A SIM card (full form Subscriber Identity Module or Subscriber Identification Module) is an integrated circuit (IC) intended to securely store the international mobile subscriber identity (IMSI) number and its related key, which are used to identify and authenticate subscribers on mobile telephony devices (such as mobile phones and computers). Technically the actual physical card is known as a universal integrated circuit card (UICC); this smart card is usually made of PVC with embedded contacts and semiconductors, with the SIM as its primary component. In practise the term "SIM card" refers to the entire unit and not simply the IC.
A SIM contains a unique serial number (ICCID), international mobile subscriber identity (IMSI) number, security authentication and ciphering information, temporary information related to the local network, a list of the services the user has access to, and two passwords: a personal identification number (PIN) for ordinary use, and a personal unblocking key (PUK) for PIN unlocking. In Europe, the serial SIM number (SSN) is also sometimes accompanied by an international article number (IAN) or a European article number (EAN) required when registering online for the subscription of a prepaid card. It is also possible to store contact information on many SIM cards.

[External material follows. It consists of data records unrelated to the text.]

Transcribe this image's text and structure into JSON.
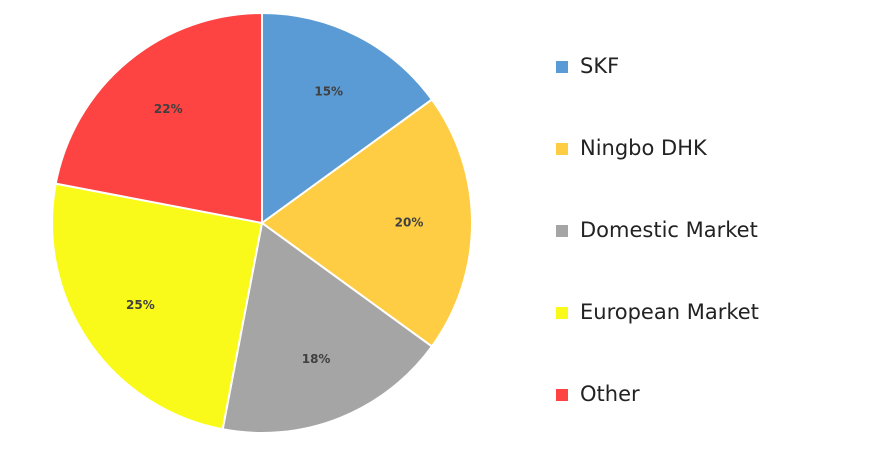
{
  "chart_data": {
    "type": "pie",
    "categories": [
      "SKF",
      "Ningbo DHK",
      "Domestic Market",
      "European Market",
      "Other"
    ],
    "values": [
      15,
      20,
      18,
      25,
      22
    ],
    "value_labels": [
      "15%",
      "20%",
      "18%",
      "25%",
      "22%"
    ],
    "colors": [
      "#5b9bd5",
      "#fecd44",
      "#a5a5a5",
      "#fafa1a",
      "#fe4343"
    ],
    "legend": "right"
  }
}
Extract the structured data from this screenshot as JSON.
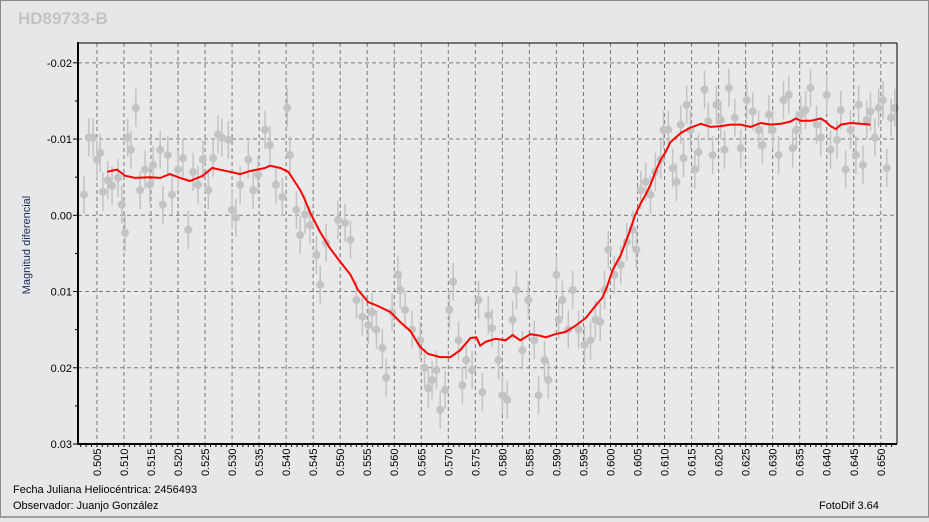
{
  "window": {
    "title": "HD89733-B"
  },
  "footer": {
    "date_label": "Fecha Juliana Heliocéntrica: 2456493",
    "observer_label": "Observador: Juanjo González",
    "software": "FotoDif 3.64"
  },
  "colors": {
    "points": "#c3c3c3",
    "line": "#ff0000",
    "grid": "#7a7a7a",
    "background": "#e6e7e8"
  },
  "chart_data": {
    "type": "scatter",
    "title": "HD89733-B",
    "xlabel": "Fecha Juliana Heliocéntrica: 2456493",
    "ylabel": "Magnitud diferencial",
    "xlim": [
      0.5015,
      0.653
    ],
    "ylim": [
      0.03,
      -0.0226
    ],
    "y_inverted": true,
    "grid": true,
    "xticks": [
      "0.505",
      "0.510",
      "0.515",
      "0.520",
      "0.525",
      "0.530",
      "0.535",
      "0.540",
      "0.545",
      "0.550",
      "0.555",
      "0.560",
      "0.565",
      "0.570",
      "0.575",
      "0.580",
      "0.585",
      "0.590",
      "0.595",
      "0.600",
      "0.605",
      "0.610",
      "0.615",
      "0.620",
      "0.625",
      "0.630",
      "0.635",
      "0.640",
      "0.645",
      "0.650"
    ],
    "yticks": [
      "-0.02",
      "-0.01",
      "0.00",
      "0.01",
      "0.02",
      "0.03"
    ],
    "error_bar": 0.0025,
    "series": [
      {
        "name": "observations",
        "kind": "points_with_errorbars",
        "points": [
          [
            0.5026,
            -0.0027
          ],
          [
            0.5035,
            -0.0102
          ],
          [
            0.5043,
            -0.0102
          ],
          [
            0.505,
            -0.0073
          ],
          [
            0.5056,
            -0.0082
          ],
          [
            0.5061,
            -0.0031
          ],
          [
            0.507,
            -0.0046
          ],
          [
            0.5078,
            -0.0039
          ],
          [
            0.5089,
            -0.0049
          ],
          [
            0.5096,
            -0.0014
          ],
          [
            0.5102,
            0.0023
          ],
          [
            0.5107,
            -0.0102
          ],
          [
            0.5113,
            -0.0086
          ],
          [
            0.5122,
            -0.0141
          ],
          [
            0.513,
            -0.0033
          ],
          [
            0.5139,
            -0.006
          ],
          [
            0.5148,
            -0.004
          ],
          [
            0.5154,
            -0.0066
          ],
          [
            0.5167,
            -0.0086
          ],
          [
            0.5172,
            -0.0014
          ],
          [
            0.5181,
            -0.0079
          ],
          [
            0.5189,
            -0.0027
          ],
          [
            0.52,
            -0.006
          ],
          [
            0.5209,
            -0.0075
          ],
          [
            0.5219,
            0.0019
          ],
          [
            0.5228,
            -0.0057
          ],
          [
            0.5237,
            -0.004
          ],
          [
            0.5246,
            -0.0073
          ],
          [
            0.5256,
            -0.0033
          ],
          [
            0.5265,
            -0.0075
          ],
          [
            0.5274,
            -0.0106
          ],
          [
            0.5281,
            -0.0102
          ],
          [
            0.5293,
            -0.0099
          ],
          [
            0.53,
            -0.0007
          ],
          [
            0.5307,
            0.0003
          ],
          [
            0.5315,
            -0.004
          ],
          [
            0.533,
            -0.0073
          ],
          [
            0.5339,
            -0.0033
          ],
          [
            0.5348,
            -0.0053
          ],
          [
            0.5361,
            -0.0112
          ],
          [
            0.537,
            -0.0092
          ],
          [
            0.5381,
            -0.004
          ],
          [
            0.5393,
            -0.0024
          ],
          [
            0.5402,
            -0.0141
          ],
          [
            0.5407,
            -0.0079
          ],
          [
            0.5419,
            -0.0007
          ],
          [
            0.5426,
            0.0026
          ],
          [
            0.5435,
            -0.0001
          ],
          [
            0.5444,
            0.0013
          ],
          [
            0.5456,
            0.0052
          ],
          [
            0.5463,
            0.0091
          ],
          [
            0.5474,
            0.0036
          ],
          [
            0.5496,
            0.0006
          ],
          [
            0.5509,
            0.001
          ],
          [
            0.5519,
            0.0032
          ],
          [
            0.553,
            0.0111
          ],
          [
            0.5541,
            0.0133
          ],
          [
            0.5552,
            0.0144
          ],
          [
            0.5559,
            0.0127
          ],
          [
            0.5567,
            0.015
          ],
          [
            0.5578,
            0.0174
          ],
          [
            0.5585,
            0.0213
          ],
          [
            0.5596,
            0.0127
          ],
          [
            0.5607,
            0.0078
          ],
          [
            0.5611,
            0.0098
          ],
          [
            0.562,
            0.0124
          ],
          [
            0.5633,
            0.015
          ],
          [
            0.5648,
            0.0164
          ],
          [
            0.5656,
            0.02
          ],
          [
            0.5663,
            0.0227
          ],
          [
            0.567,
            0.0216
          ],
          [
            0.5678,
            0.0203
          ],
          [
            0.5685,
            0.0255
          ],
          [
            0.5694,
            0.0229
          ],
          [
            0.5702,
            0.0124
          ],
          [
            0.5709,
            0.0087
          ],
          [
            0.5719,
            0.0164
          ],
          [
            0.5726,
            0.0223
          ],
          [
            0.5733,
            0.019
          ],
          [
            0.5744,
            0.0203
          ],
          [
            0.5756,
            0.0111
          ],
          [
            0.5763,
            0.0232
          ],
          [
            0.5774,
            0.0131
          ],
          [
            0.5781,
            0.0148
          ],
          [
            0.5793,
            0.019
          ],
          [
            0.58,
            0.0236
          ],
          [
            0.5809,
            0.0242
          ],
          [
            0.5819,
            0.0137
          ],
          [
            0.5826,
            0.0098
          ],
          [
            0.5837,
            0.0177
          ],
          [
            0.5848,
            0.0111
          ],
          [
            0.5859,
            0.0164
          ],
          [
            0.5867,
            0.0236
          ],
          [
            0.5878,
            0.019
          ],
          [
            0.5885,
            0.0216
          ],
          [
            0.59,
            0.0078
          ],
          [
            0.5904,
            0.0137
          ],
          [
            0.5911,
            0.0111
          ],
          [
            0.5922,
            0.015
          ],
          [
            0.593,
            0.0098
          ],
          [
            0.5941,
            0.015
          ],
          [
            0.5952,
            0.017
          ],
          [
            0.5963,
            0.0164
          ],
          [
            0.5972,
            0.0137
          ],
          [
            0.5981,
            0.014
          ],
          [
            0.5989,
            0.0098
          ],
          [
            0.5996,
            0.0045
          ],
          [
            0.6007,
            0.0078
          ],
          [
            0.6019,
            0.0065
          ],
          [
            0.603,
            0.0035
          ],
          [
            0.6041,
            0.0019
          ],
          [
            0.6048,
            0.0045
          ],
          [
            0.6056,
            -0.0033
          ],
          [
            0.6065,
            -0.0044
          ],
          [
            0.6074,
            -0.0027
          ],
          [
            0.6083,
            -0.0057
          ],
          [
            0.6093,
            -0.0073
          ],
          [
            0.6098,
            -0.0112
          ],
          [
            0.6107,
            -0.0112
          ],
          [
            0.6115,
            -0.0062
          ],
          [
            0.6122,
            -0.0044
          ],
          [
            0.613,
            -0.0119
          ],
          [
            0.6135,
            -0.0075
          ],
          [
            0.6141,
            -0.0145
          ],
          [
            0.6148,
            -0.0112
          ],
          [
            0.6156,
            -0.006
          ],
          [
            0.6163,
            -0.0083
          ],
          [
            0.6174,
            -0.0165
          ],
          [
            0.6181,
            -0.0123
          ],
          [
            0.6189,
            -0.0079
          ],
          [
            0.6196,
            -0.0145
          ],
          [
            0.6204,
            -0.0125
          ],
          [
            0.6211,
            -0.0086
          ],
          [
            0.6219,
            -0.0167
          ],
          [
            0.623,
            -0.0128
          ],
          [
            0.6241,
            -0.0088
          ],
          [
            0.6252,
            -0.0151
          ],
          [
            0.6263,
            -0.0136
          ],
          [
            0.6274,
            -0.0112
          ],
          [
            0.6281,
            -0.0092
          ],
          [
            0.6293,
            -0.0132
          ],
          [
            0.63,
            -0.0112
          ],
          [
            0.6311,
            -0.0079
          ],
          [
            0.632,
            -0.0151
          ],
          [
            0.633,
            -0.0158
          ],
          [
            0.6337,
            -0.0088
          ],
          [
            0.6344,
            -0.0112
          ],
          [
            0.6352,
            -0.0132
          ],
          [
            0.6361,
            -0.0138
          ],
          [
            0.637,
            -0.0167
          ],
          [
            0.6381,
            -0.0119
          ],
          [
            0.6389,
            -0.0102
          ],
          [
            0.64,
            -0.0158
          ],
          [
            0.6407,
            -0.0086
          ],
          [
            0.6419,
            -0.0099
          ],
          [
            0.6426,
            -0.0138
          ],
          [
            0.6435,
            -0.006
          ],
          [
            0.6444,
            -0.0112
          ],
          [
            0.6454,
            -0.0079
          ],
          [
            0.6459,
            -0.0145
          ],
          [
            0.6467,
            -0.0066
          ],
          [
            0.6474,
            -0.0125
          ],
          [
            0.6481,
            -0.0136
          ],
          [
            0.6489,
            -0.0102
          ],
          [
            0.6496,
            -0.0141
          ],
          [
            0.6504,
            -0.0151
          ],
          [
            0.6511,
            -0.0062
          ],
          [
            0.6519,
            -0.0128
          ],
          [
            0.6526,
            -0.0141
          ]
        ]
      },
      {
        "name": "moving-average",
        "kind": "line",
        "points": [
          [
            0.5069,
            -0.0057
          ],
          [
            0.5087,
            -0.006
          ],
          [
            0.5102,
            -0.0052
          ],
          [
            0.512,
            -0.0049
          ],
          [
            0.5148,
            -0.005
          ],
          [
            0.5167,
            -0.0049
          ],
          [
            0.5185,
            -0.0054
          ],
          [
            0.5204,
            -0.0049
          ],
          [
            0.5222,
            -0.0045
          ],
          [
            0.5246,
            -0.0052
          ],
          [
            0.5263,
            -0.0062
          ],
          [
            0.5296,
            -0.0057
          ],
          [
            0.5315,
            -0.0054
          ],
          [
            0.5333,
            -0.0058
          ],
          [
            0.5361,
            -0.0062
          ],
          [
            0.537,
            -0.0065
          ],
          [
            0.5389,
            -0.0062
          ],
          [
            0.5404,
            -0.0057
          ],
          [
            0.5417,
            -0.0043
          ],
          [
            0.5426,
            -0.0033
          ],
          [
            0.5435,
            -0.002
          ],
          [
            0.5444,
            -0.0004
          ],
          [
            0.5463,
            0.0022
          ],
          [
            0.5481,
            0.0043
          ],
          [
            0.55,
            0.0061
          ],
          [
            0.5519,
            0.0078
          ],
          [
            0.5533,
            0.0098
          ],
          [
            0.5552,
            0.0114
          ],
          [
            0.557,
            0.0119
          ],
          [
            0.5593,
            0.0127
          ],
          [
            0.5611,
            0.014
          ],
          [
            0.563,
            0.0152
          ],
          [
            0.5648,
            0.0173
          ],
          [
            0.5663,
            0.0182
          ],
          [
            0.5685,
            0.0186
          ],
          [
            0.5704,
            0.0186
          ],
          [
            0.5722,
            0.0177
          ],
          [
            0.5741,
            0.0161
          ],
          [
            0.5752,
            0.016
          ],
          [
            0.5759,
            0.0171
          ],
          [
            0.5769,
            0.0166
          ],
          [
            0.5787,
            0.0162
          ],
          [
            0.5806,
            0.0164
          ],
          [
            0.5819,
            0.0157
          ],
          [
            0.5833,
            0.0164
          ],
          [
            0.5852,
            0.0156
          ],
          [
            0.587,
            0.0158
          ],
          [
            0.588,
            0.016
          ],
          [
            0.5898,
            0.0156
          ],
          [
            0.5917,
            0.0153
          ],
          [
            0.5935,
            0.0145
          ],
          [
            0.5954,
            0.0135
          ],
          [
            0.5972,
            0.0119
          ],
          [
            0.5985,
            0.0108
          ],
          [
            0.5994,
            0.0093
          ],
          [
            0.6004,
            0.0072
          ],
          [
            0.6019,
            0.0052
          ],
          [
            0.6033,
            0.0026
          ],
          [
            0.6046,
            -0.0001
          ],
          [
            0.6056,
            -0.0016
          ],
          [
            0.6065,
            -0.0027
          ],
          [
            0.6074,
            -0.004
          ],
          [
            0.6083,
            -0.0057
          ],
          [
            0.6093,
            -0.0073
          ],
          [
            0.6102,
            -0.0083
          ],
          [
            0.6111,
            -0.0096
          ],
          [
            0.613,
            -0.0108
          ],
          [
            0.6148,
            -0.0115
          ],
          [
            0.6167,
            -0.012
          ],
          [
            0.6185,
            -0.0116
          ],
          [
            0.6204,
            -0.0117
          ],
          [
            0.6222,
            -0.0119
          ],
          [
            0.6241,
            -0.0119
          ],
          [
            0.6259,
            -0.0116
          ],
          [
            0.6278,
            -0.0121
          ],
          [
            0.6296,
            -0.0119
          ],
          [
            0.6315,
            -0.012
          ],
          [
            0.6333,
            -0.0123
          ],
          [
            0.6343,
            -0.0127
          ],
          [
            0.6352,
            -0.0124
          ],
          [
            0.637,
            -0.0124
          ],
          [
            0.6389,
            -0.0127
          ],
          [
            0.6398,
            -0.0123
          ],
          [
            0.6407,
            -0.0117
          ],
          [
            0.6417,
            -0.0113
          ],
          [
            0.6426,
            -0.0119
          ],
          [
            0.6444,
            -0.0121
          ],
          [
            0.6463,
            -0.012
          ],
          [
            0.6481,
            -0.0119
          ]
        ]
      }
    ]
  }
}
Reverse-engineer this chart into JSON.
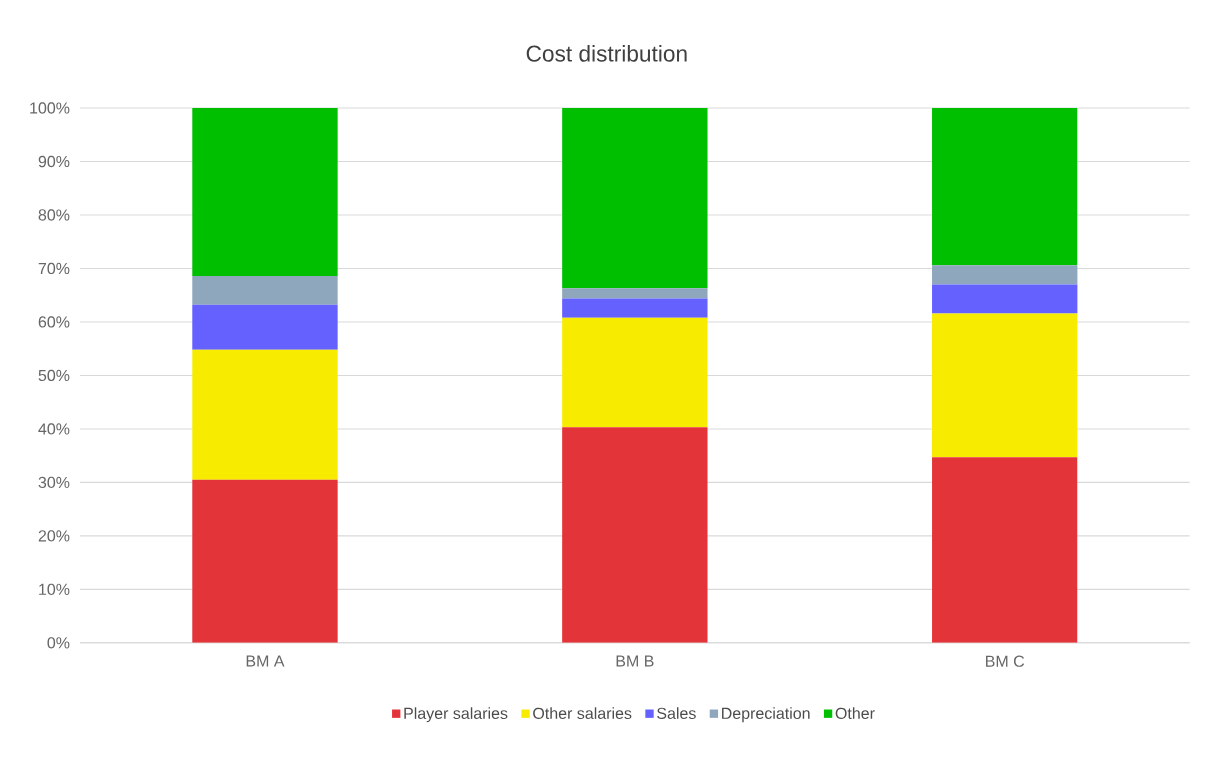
{
  "chart_data": {
    "type": "bar",
    "title": "Cost distribution",
    "stacked": true,
    "grid": "y",
    "legend": "bottom",
    "categories": [
      "BM A",
      "BM B",
      "BM C"
    ],
    "ylim": [
      0,
      100
    ],
    "yticks": [
      {
        "value": 0,
        "label": "0%"
      },
      {
        "value": 10,
        "label": "10%"
      },
      {
        "value": 20,
        "label": "20%"
      },
      {
        "value": 30,
        "label": "30%"
      },
      {
        "value": 40,
        "label": "40%"
      },
      {
        "value": 50,
        "label": "50%"
      },
      {
        "value": 60,
        "label": "60%"
      },
      {
        "value": 70,
        "label": "70%"
      },
      {
        "value": 80,
        "label": "80%"
      },
      {
        "value": 90,
        "label": "90%"
      },
      {
        "value": 100,
        "label": "100%"
      }
    ],
    "series": [
      {
        "name": "Player salaries",
        "color": "#e33539",
        "values": [
          30.5,
          40.3,
          34.7
        ]
      },
      {
        "name": "Other salaries",
        "color": "#f7ec00",
        "values": [
          24.3,
          20.5,
          26.9
        ]
      },
      {
        "name": "Sales",
        "color": "#6461ff",
        "values": [
          8.4,
          3.6,
          5.4
        ]
      },
      {
        "name": "Depreciation",
        "color": "#8fa7bd",
        "values": [
          5.4,
          1.9,
          3.6
        ]
      },
      {
        "name": "Other",
        "color": "#00bf00",
        "values": [
          31.4,
          33.7,
          29.4
        ]
      }
    ]
  }
}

SIMs are always used on GSM phones; for CDMA phones, they are needed only for LTE-capable handsets. SIM cards can also be used in satellite phones, smart watches, computers, or cameras.The first SIM cards were the size of credit and bank cards; sizes were reduced several times over the years, usually keeping electrical contacts the same, so that a larger card could be cut down to a smaller size.
SIMs are transferable between different mobile devices by removing the card itself. eSIM is replacing physical SIM cards in some domains, including cellular telephony. eSIM uses a software-based SIM embedded into an unremovable eUICC.